Thoughts I've Had In Zumba

I have the most incredible Zumba teacher and I love to dance with all my friends. 

These are my uncensored thoughts. 

During Zumba:  

My Spanish is largely unintelligible and inaccurate. I’m pretty sure what I’m trying to sing is inappropriate and potentially profane.  Zumba makes native English speakers do bad things to foreign languages.

I know more Pitbull lyrics than most other soccer moms.

Like Zoolander, I am not an ambi-turner.

This Zumba branded apparel might be a time saver in the ER when explaining what precipitated my coronary. I can just point, point, double point.

This choreography change brought to you by Extra Strength Lady Speedstick, which gave out in song 3.

Does defending “my spot” count as having recent military experience? I think people underestimate how much cut throat tactical strategy goes into doing so.

Am I committing a mortal sin of cultural appropriation? I have strong feelings about people who wear First Nations headdresses as a fashion statement. I feel like people who come from places where salsa is a thing wouldn’t like what this white girl is doing to their dance moves in the name of fitness.

If I keep spending my nights here cataloging all the epic anthems celebrating big booties I’m not going to *have* one anymore. My derrière in it’s current format is a testament to the ability to possess a ghetto booty without having to reside in an actual ghetto, and I think that’s pretty special.

Sweat drops on contact lenses. The struggle is real.

Environment Canada’s weather forecast made no mention of boob sweat in biblical quantities.

Disappointment: realizing the fans in the group exercise room don’t make my hair flutter sensually like on a shampoo commercial. My Rose from Titanic reenactments in front of them are pretty epic though.

I hope my kid appreciates one day when he’s older that because of him I have to wear black Capri leggings to class.

I would feel less awkward doing this if I had some tequila. A lampshade on my head would probably do a better job of keeping hair out of my eyes than this stupid headband.

Trying meringues for the first time was a culinary delight. Angels danced on my tongue. Trying to merengue in Zumba for the first time made me look like I was having a seizure.

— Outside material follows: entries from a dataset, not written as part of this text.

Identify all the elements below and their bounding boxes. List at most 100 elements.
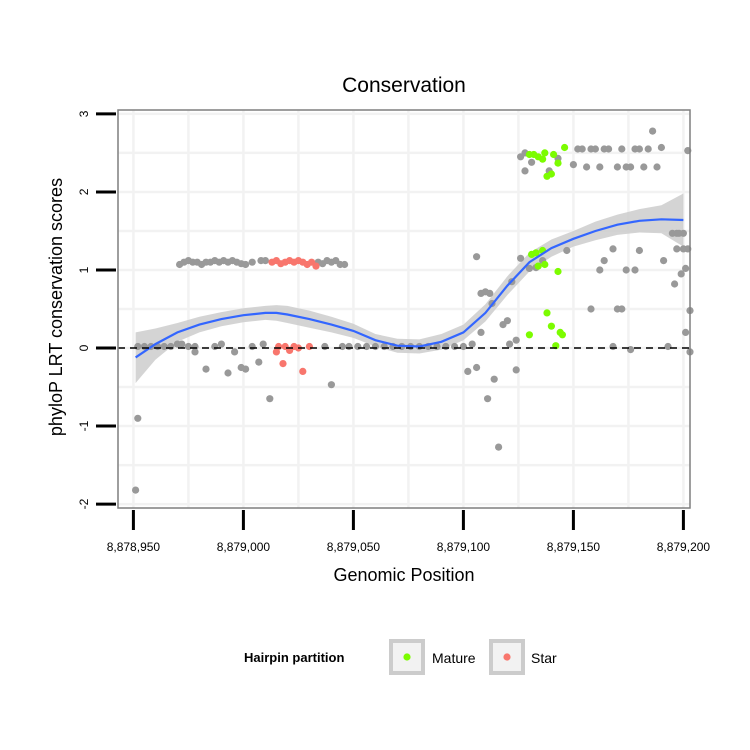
data-point-other bbox=[231, 348, 239, 356]
data-point-other bbox=[327, 381, 335, 389]
data-point-other bbox=[679, 229, 688, 237]
smooth-line-group bbox=[134, 218, 684, 359]
y-axis-title: phyloP LRT conservation scores bbox=[46, 178, 66, 436]
data-point-other bbox=[345, 342, 353, 351]
data-point-other bbox=[261, 257, 269, 265]
data-point-other bbox=[468, 340, 476, 348]
data-point-other bbox=[521, 167, 529, 175]
data-point-other bbox=[644, 145, 652, 153]
data-point-other bbox=[627, 346, 635, 354]
data-point-other bbox=[622, 266, 630, 274]
data-point-star bbox=[275, 342, 283, 351]
y-tick-label: 2 bbox=[77, 188, 91, 195]
data-point-other bbox=[682, 264, 690, 272]
x-tick-label: 8,879,100 bbox=[437, 540, 491, 554]
data-point-other bbox=[442, 342, 450, 351]
data-point-other bbox=[341, 260, 349, 269]
data-point-other bbox=[354, 342, 362, 351]
data-point-mature bbox=[554, 159, 562, 167]
data-point-other bbox=[464, 367, 472, 375]
data-point-other bbox=[609, 342, 617, 351]
x-tick-label: 8,879,050 bbox=[327, 540, 381, 554]
y-tick-label: -1 bbox=[77, 420, 91, 431]
data-point-star bbox=[312, 262, 320, 270]
data-point-other bbox=[191, 348, 199, 356]
data-point-other bbox=[506, 340, 514, 348]
data-point-mature bbox=[539, 155, 547, 163]
data-point-other bbox=[517, 254, 525, 262]
data-point-other bbox=[248, 258, 256, 266]
chart-title: Conservation bbox=[342, 74, 466, 97]
legend: Hairpin partition Mature Star bbox=[244, 639, 557, 675]
data-point-other bbox=[477, 328, 485, 336]
data-point-other bbox=[363, 342, 371, 351]
data-point-other bbox=[242, 260, 250, 269]
data-point-other bbox=[635, 145, 644, 153]
data-point-other bbox=[495, 443, 503, 451]
data-point-star bbox=[299, 367, 307, 375]
data-point-other bbox=[569, 161, 578, 169]
data-point-other bbox=[596, 266, 604, 274]
data-point-mature bbox=[554, 267, 562, 276]
data-point-other bbox=[528, 158, 536, 166]
x-tick-label: 8,879,000 bbox=[217, 540, 271, 554]
data-point-other bbox=[242, 365, 250, 373]
data-point-other bbox=[660, 257, 668, 265]
x-axis-title: Genomic Position bbox=[333, 565, 474, 585]
data-point-other bbox=[338, 342, 346, 351]
data-point-other bbox=[484, 395, 492, 403]
data-point-other bbox=[473, 363, 481, 372]
data-point-other bbox=[587, 305, 595, 313]
data-point-other bbox=[202, 365, 210, 373]
data-point-other bbox=[132, 486, 140, 494]
data-point-mature bbox=[534, 262, 542, 270]
data-point-other bbox=[673, 229, 681, 237]
data-point-other bbox=[248, 342, 256, 351]
data-point-star bbox=[305, 342, 313, 351]
x-tick-label: 8,879,150 bbox=[547, 540, 601, 554]
data-point-mature bbox=[561, 143, 569, 152]
data-point-other bbox=[600, 257, 608, 265]
data-point-other bbox=[613, 163, 622, 171]
data-point-other bbox=[635, 246, 644, 255]
legend-label-mature: Mature bbox=[432, 650, 476, 666]
data-point-other bbox=[631, 266, 639, 274]
data-point-other bbox=[451, 342, 459, 351]
data-point-other bbox=[583, 163, 591, 171]
data-point-other bbox=[618, 305, 626, 313]
data-point-mature bbox=[558, 331, 567, 339]
data-point-mature bbox=[532, 249, 540, 257]
data-point-other bbox=[167, 342, 175, 351]
data-point-other bbox=[664, 342, 672, 351]
data-point-other bbox=[486, 289, 494, 297]
data-point-other bbox=[563, 246, 571, 255]
data-point-other bbox=[259, 340, 267, 348]
data-point-other bbox=[224, 369, 232, 377]
data-point-other bbox=[371, 342, 379, 351]
data-point-other bbox=[649, 127, 657, 135]
data-point-other bbox=[266, 395, 274, 403]
data-point-other bbox=[673, 245, 681, 253]
data-point-other bbox=[671, 280, 679, 288]
data-point-other bbox=[657, 143, 666, 152]
data-point-other bbox=[512, 336, 520, 344]
data-point-other bbox=[596, 163, 604, 171]
data-point-other bbox=[591, 145, 600, 153]
data-point-other bbox=[627, 163, 635, 171]
data-point-other bbox=[178, 340, 186, 348]
data-point-other bbox=[217, 340, 225, 348]
smooth-fit-line bbox=[134, 218, 684, 359]
data-point-other bbox=[255, 358, 263, 366]
data-point-mature bbox=[525, 331, 534, 339]
data-point-other bbox=[609, 245, 617, 253]
data-point-other bbox=[473, 253, 481, 261]
legend-swatch-star bbox=[503, 653, 511, 661]
data-point-mature bbox=[547, 322, 556, 330]
legend-label-star: Star bbox=[531, 650, 557, 666]
data-point-other bbox=[134, 414, 142, 422]
data-point-other bbox=[459, 342, 467, 351]
data-point-other bbox=[640, 163, 648, 171]
data-point-mature bbox=[541, 149, 549, 157]
data-point-other bbox=[682, 328, 690, 336]
data-point-mature bbox=[547, 170, 556, 178]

It is hard to shimmy when your sports bra gives you uni-boob.

Zumba minutes go by like Pinterest minutes, but they smell a lot worse and have less glitter. At least at the end I feel like I nailed it.

I’m pretty sure I look like an overly excitable seal when I clap, but I don’t care.

Double tap means something else on Urban Dictionary.

After Zumba: 

My Polar heart rate monitor informs me I earned twelve m & ms. The elastic holding the sensor in place suggests against it strongly. I probably shouldn’t have put it in the dryer last time I laundered it.

Dobby would not accept my gym sock now, even if doing so would make him a free elf.

Post workout dehydrated me would sooner consent to being injected with the bubonic plague than drink coconut water. I love the idea of it, but not the taste.



  1. Found your post through Martinis & Minivans. I have many similar thoughts while running – especially about the damn headband! Looking forward to following you!

    • alliespins

      Welcome! And Oy headbands!!!

    • alliespins

      Thanks! It was such an exciting morning!

    • alliespins

      Come back to the dark side 🙂

    • alliespins

      For sure! Plus rush back to it after any free styling.

  2. I remember trying Zumba a few years ago. As hard as I tried, I could not look masculine while doing it.

    • alliespins

      One of my best guy friends does Zumba with me 🙂

        • alliespins

          He’s super secure in his masculinity and surrounded by dozens of women 🙂

  3. Great post, very funny and entertaining, you are such a good writer! The Dobby part made the Harry Potter nerd in me giggle. Thanks for the laughs!